Donald in South Africa has a frame dimension question. He wants to know if it is better to adjust stem length as opposed to top tube or head tube lengths? This is a frame dimension and position problem, and this is what we think.
Is it better to adjust stem length versus top tube length and head tube length?
Yes, the stem length is the easiest way to make a bike fit your body. This is quite normal, the same as saddle height and stem height. The frame designer/builder will design and build the frame so that it will perform well when climbing, descending, sprinting, etc. The performance of the frame is all dependent on the frame angles, tube length, and dimensions and has to be within specific parameters, or the bike will not ride well.
If you are having a frame built to your measurements, you still need to make adjustments to your position with stem length/height and saddle position, to make everything perfect. This is the same as buying a stock frame off the peg that is designed to function properly and fit a few different body sizes.
Many factory made frames are now made in small, medium, and large. They fit many different body sizes and shapes. Previously frames were sold with 1 centimeter or half-inch size differences measured seat tubes with top tube lengths to match.
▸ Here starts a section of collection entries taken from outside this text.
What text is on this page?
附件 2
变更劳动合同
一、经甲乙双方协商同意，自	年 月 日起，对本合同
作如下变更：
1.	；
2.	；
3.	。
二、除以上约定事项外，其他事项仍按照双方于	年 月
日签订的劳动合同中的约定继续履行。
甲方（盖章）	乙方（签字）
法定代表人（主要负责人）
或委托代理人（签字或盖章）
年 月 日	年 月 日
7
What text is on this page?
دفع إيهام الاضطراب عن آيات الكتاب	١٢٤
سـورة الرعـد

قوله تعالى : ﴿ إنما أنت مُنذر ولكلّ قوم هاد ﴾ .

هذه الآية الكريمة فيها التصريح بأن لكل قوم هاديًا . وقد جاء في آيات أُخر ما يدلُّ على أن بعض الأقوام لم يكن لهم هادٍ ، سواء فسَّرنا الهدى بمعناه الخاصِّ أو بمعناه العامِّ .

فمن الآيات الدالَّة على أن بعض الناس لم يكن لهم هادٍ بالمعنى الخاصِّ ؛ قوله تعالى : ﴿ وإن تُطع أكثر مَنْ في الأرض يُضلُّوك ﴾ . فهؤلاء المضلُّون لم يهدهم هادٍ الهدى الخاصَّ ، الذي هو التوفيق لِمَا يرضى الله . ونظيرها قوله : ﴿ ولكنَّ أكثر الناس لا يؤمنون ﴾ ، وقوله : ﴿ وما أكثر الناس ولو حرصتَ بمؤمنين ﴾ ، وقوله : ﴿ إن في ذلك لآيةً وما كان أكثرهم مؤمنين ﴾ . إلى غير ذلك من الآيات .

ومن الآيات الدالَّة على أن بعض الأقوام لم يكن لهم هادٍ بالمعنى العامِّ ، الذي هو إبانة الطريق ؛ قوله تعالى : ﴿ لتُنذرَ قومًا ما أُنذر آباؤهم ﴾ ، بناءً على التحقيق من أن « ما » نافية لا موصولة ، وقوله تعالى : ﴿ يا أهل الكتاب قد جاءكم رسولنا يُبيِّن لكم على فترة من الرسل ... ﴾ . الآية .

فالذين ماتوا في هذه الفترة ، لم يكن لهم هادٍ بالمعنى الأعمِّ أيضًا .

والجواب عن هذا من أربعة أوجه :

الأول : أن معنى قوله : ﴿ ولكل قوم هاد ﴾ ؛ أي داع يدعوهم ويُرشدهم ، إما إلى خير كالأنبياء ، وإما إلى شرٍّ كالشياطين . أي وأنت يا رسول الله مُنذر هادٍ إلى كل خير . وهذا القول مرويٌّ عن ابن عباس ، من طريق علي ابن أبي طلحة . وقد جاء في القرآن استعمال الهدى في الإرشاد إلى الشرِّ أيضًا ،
This gave you a small frame with about the same seat tube as a top tube (19-inch seat tube with a 19-inch top tube). As the seat tube gets longer, the top tube will shorten to match (26-inch seat tube with a 24,5-inch top tube).
Now with the new frame designers, instead of having nearly 20 different frame sizes, a shop only has to stock three main sizes and at the most five different frame sizes. With the stem length and the saddle adjustments and sometimes crank length, you can fit anybody to a perfectly proportioned and performing frame.
Stems come in many lengths. From 8 centimeters to 14 centimeters in 5-millimeter increments, and with different angles. If the stem is an Ahead stem, then it can be turned over the other way. This gives you two angles with every stem, level or with a rise.
remember to set-up the bike so that your legs are positioned properly. Your knee over the pedal when the cranks are horizontal. With a slight flex in the knee when the pedal is at the bottom of its stroke, the position is correct. From then, you can work out your stem length for your best comfort and power output. Being well measured for a bike is an excellent idea. Usually, the cost is refundable when you buy the bike.